C.1 Definition and file names
A file can be viewed as a computer storage device for information. Infomation can be anything from data to program specification. Each file has a name used to refer to it in a filing system. A filing system is the organization of files in a local disk, external device or network. Filing systems are responsible for how files are stored and how they are retrieved. Some of the recognisable filing systems are the legacy filling system called “File Allocation Table” (FAT) and a newer one called “New Technology File System” (NTFS). Most filing systems have restrictions on length and characters used in a file’s name. It’s therefore important to know your filing system and it’s restrictions when naming files.
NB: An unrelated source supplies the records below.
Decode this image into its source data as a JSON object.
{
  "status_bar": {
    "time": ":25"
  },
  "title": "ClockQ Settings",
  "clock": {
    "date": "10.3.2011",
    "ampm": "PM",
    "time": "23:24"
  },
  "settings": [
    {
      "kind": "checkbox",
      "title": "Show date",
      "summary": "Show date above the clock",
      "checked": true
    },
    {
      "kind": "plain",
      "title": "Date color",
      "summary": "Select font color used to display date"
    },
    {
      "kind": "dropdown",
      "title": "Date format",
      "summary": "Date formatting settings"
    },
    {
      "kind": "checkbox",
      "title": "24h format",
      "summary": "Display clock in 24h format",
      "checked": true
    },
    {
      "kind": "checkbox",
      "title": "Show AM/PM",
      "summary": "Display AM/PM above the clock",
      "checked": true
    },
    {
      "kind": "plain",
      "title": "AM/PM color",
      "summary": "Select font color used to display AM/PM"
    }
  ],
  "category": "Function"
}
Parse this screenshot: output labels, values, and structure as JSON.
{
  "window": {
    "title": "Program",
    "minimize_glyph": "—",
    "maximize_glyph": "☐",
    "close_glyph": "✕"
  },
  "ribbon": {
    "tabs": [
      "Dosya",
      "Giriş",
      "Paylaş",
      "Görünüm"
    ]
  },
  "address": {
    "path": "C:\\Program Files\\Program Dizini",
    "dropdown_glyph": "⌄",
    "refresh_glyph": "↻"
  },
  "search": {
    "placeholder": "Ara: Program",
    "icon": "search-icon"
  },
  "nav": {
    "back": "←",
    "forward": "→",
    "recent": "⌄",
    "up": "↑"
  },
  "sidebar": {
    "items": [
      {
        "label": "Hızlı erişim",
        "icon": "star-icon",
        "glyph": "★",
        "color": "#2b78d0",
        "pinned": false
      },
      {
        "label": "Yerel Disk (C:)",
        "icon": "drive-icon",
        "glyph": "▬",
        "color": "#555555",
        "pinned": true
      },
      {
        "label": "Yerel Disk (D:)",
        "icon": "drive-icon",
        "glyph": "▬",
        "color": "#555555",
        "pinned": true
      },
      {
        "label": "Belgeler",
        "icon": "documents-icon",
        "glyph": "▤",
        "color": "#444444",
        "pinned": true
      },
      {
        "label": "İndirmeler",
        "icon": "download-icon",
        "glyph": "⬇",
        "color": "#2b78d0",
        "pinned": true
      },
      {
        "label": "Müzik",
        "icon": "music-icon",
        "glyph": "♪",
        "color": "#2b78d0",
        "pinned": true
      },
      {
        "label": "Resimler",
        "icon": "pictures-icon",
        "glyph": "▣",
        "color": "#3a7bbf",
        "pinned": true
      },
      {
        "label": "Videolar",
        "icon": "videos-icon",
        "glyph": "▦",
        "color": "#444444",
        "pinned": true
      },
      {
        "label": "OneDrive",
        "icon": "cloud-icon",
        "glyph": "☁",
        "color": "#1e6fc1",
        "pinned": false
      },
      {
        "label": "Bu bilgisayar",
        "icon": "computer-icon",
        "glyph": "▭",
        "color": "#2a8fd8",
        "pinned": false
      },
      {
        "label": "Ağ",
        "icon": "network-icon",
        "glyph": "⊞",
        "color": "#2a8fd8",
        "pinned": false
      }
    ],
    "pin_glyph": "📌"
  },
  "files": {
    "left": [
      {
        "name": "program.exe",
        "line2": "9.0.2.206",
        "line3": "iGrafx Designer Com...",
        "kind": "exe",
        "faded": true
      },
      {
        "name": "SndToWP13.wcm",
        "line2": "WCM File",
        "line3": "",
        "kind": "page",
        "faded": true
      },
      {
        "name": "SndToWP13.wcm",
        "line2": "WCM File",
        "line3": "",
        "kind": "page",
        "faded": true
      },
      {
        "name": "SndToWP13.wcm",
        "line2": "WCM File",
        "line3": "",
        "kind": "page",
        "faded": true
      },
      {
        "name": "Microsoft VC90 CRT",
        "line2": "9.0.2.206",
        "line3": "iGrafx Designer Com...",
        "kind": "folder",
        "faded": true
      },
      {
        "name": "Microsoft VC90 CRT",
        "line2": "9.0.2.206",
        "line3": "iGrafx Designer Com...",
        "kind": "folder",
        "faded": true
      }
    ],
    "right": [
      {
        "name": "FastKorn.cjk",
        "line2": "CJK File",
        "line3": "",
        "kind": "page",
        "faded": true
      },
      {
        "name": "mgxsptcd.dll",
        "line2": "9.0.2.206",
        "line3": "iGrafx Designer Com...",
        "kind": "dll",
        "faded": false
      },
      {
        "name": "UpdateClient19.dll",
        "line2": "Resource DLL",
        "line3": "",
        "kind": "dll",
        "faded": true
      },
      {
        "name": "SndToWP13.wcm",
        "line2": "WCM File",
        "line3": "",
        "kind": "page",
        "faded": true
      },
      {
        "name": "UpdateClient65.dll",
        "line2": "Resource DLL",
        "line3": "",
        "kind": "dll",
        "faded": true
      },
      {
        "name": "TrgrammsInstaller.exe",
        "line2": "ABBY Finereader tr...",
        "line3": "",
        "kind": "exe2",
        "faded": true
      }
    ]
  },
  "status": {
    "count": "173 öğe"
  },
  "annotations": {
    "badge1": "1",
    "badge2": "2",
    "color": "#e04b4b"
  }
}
File names usually end with an extension, these extensions indicate type of file and its content. For example, some of microsoft office documents end in “.docx”, “xlsx”, and “.pptx” extensions. Other notable extensions are; “.zip” for compressed folders, “csv” for comma separated files, “.txt” for text files, and of course R’s “.R”, “.Rmd”, “.RData” and “.Rhistory” extensions. Since data files come in different types (as indicated by their extension), it’s imperative to know the program that can open it.
C.2 File formats
File format is used to imply file storage in terms of it being human-readable (like ASCII) or machine-readable (binary) format and its organization.
C.3 File Paths
To access a file in any directory or folder, you must know its path. A path is a specific location on your disk, device or network. Paths are constructed by different components separated by different characters like “" or”/.
Components of a path comprise of different folders, file name and its extension. Paths are hierarchical in nature; hierarchical in the sense that a file can be in a directory within several other directories. The current directory containing a required file is referred to as a child directory and its immediate directory as a parent director.
To demostrate this, take an example of a file named “files” with an extension “.Rmd” (a R markdown file). This file is in a sub-folder called “Programming for Non-programmers” in the tutorial’s folder “Data_Mgt_Analysis_and_Graphics_R” which is in my organization’s folder called “Data Mania Inc” in “my documents folder”, to source this file, I will need to specify all the parent directory that form the file’s path (components of the path).
Depending on the program you are using, a path can be specified in “reference to your current working directory” or its “full path”. Full path would often begin with a drive like “c:" or”D:" on (Windows). When path is in reference to your current director, as is the case with R, then the path begins from your working directory followed by components leading to the file. Sometimes this would mean moving some directories above the working directory. For example, my current working directory is a folder called “Level One” in the “Class_Notes” folder stored in the tutorial’s folder. To construct a path leading to the files.Rmd document, we need to move up the directories until we get to the tutorials folder (Data Mania Inc/Data_Mgt_Analysis_and_Graphics_R). From there we can specify the directories leading to the file.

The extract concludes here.